The data itself will not be manipulated.
Collaborative groups cannot be modified within Research Drive. Creation, modification or deletion of these collaborative groups can only be done through SRAM.
Deleting a group
When deleting the group in SRAM, it will also be deleted on the involved Research Drive environments.
The shares which were previously created, will be disappear. The data and users will not be deleted.
Background information
Some time may pass between creating a group on SRAM and it becoming available on the Research Drive environments. This is due to the logic in between.
So a slightly more technical description may be enlightening about how this integration works.
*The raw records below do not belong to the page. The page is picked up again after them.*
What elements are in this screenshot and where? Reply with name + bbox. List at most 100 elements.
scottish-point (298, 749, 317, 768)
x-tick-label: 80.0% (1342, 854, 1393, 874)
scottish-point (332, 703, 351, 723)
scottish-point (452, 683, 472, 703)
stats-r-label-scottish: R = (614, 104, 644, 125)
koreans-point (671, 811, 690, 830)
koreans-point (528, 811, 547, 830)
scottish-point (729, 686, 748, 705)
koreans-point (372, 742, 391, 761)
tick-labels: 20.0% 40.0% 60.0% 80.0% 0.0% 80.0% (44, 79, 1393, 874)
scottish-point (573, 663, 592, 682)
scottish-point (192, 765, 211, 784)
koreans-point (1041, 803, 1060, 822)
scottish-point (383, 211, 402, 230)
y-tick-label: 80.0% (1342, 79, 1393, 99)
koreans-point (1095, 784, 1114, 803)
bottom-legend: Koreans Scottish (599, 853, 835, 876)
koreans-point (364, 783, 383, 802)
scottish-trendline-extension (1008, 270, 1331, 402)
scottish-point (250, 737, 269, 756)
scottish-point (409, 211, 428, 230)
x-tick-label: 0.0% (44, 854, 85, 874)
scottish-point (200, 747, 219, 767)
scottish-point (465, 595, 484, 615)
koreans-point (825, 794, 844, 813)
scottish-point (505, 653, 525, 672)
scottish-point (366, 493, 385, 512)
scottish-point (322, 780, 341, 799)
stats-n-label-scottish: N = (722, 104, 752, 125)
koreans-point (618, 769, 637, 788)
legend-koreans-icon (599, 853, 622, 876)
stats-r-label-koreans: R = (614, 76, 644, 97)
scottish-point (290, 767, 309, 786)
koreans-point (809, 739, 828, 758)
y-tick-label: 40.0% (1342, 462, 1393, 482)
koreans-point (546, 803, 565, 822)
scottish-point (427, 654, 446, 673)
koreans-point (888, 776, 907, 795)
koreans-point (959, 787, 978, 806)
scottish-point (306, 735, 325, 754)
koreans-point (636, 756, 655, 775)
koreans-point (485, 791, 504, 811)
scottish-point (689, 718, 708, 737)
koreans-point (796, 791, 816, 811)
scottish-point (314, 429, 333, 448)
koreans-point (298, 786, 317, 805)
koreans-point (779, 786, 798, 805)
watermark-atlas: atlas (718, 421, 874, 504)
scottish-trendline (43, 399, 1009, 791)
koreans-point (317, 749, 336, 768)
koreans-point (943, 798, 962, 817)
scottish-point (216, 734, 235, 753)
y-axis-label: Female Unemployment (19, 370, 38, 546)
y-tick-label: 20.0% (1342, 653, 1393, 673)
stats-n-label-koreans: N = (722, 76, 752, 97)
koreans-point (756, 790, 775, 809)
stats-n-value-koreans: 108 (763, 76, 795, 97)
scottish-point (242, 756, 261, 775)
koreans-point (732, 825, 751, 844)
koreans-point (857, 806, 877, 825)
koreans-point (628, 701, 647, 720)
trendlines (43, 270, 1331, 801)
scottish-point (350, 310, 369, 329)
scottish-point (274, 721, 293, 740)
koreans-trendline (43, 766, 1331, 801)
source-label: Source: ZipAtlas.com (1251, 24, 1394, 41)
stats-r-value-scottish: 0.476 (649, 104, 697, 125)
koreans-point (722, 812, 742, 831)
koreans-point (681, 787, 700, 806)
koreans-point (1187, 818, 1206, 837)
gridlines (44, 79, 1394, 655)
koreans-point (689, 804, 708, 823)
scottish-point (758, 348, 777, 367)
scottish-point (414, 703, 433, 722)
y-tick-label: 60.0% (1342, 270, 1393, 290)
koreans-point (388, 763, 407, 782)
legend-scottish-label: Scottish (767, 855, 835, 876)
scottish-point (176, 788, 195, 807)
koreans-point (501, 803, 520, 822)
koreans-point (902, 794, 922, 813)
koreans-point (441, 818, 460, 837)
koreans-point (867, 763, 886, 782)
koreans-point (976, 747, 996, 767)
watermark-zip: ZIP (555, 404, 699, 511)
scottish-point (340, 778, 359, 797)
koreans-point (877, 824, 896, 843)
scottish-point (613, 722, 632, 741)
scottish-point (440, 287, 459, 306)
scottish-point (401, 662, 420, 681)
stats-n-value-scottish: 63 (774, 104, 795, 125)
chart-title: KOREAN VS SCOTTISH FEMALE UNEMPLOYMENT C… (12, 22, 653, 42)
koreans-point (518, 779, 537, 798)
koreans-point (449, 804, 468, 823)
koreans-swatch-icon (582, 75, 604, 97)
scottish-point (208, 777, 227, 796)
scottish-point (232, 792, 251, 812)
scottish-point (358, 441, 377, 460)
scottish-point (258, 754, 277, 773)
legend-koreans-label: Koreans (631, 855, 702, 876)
Where as within SRAM all users live within one environment, for Research Drive they must be split across several environments. So called branded Research Drive environments.
For this purpose, the domain of the user account is taken as the starting point. Based on this domain, the desired Research Drive environment will be determined by the Research Drive Middleware.
The middleware ensures that the user will be provisioned on the determined Research Drive environment if they do not have an account yet.
Then the group will be created, containing the local account, as well the accounts from other involved Research Drive environments.
The user is then able to share with the collaboration on their own Research Drive environment. The others will receive a share on their own Research Drive environment.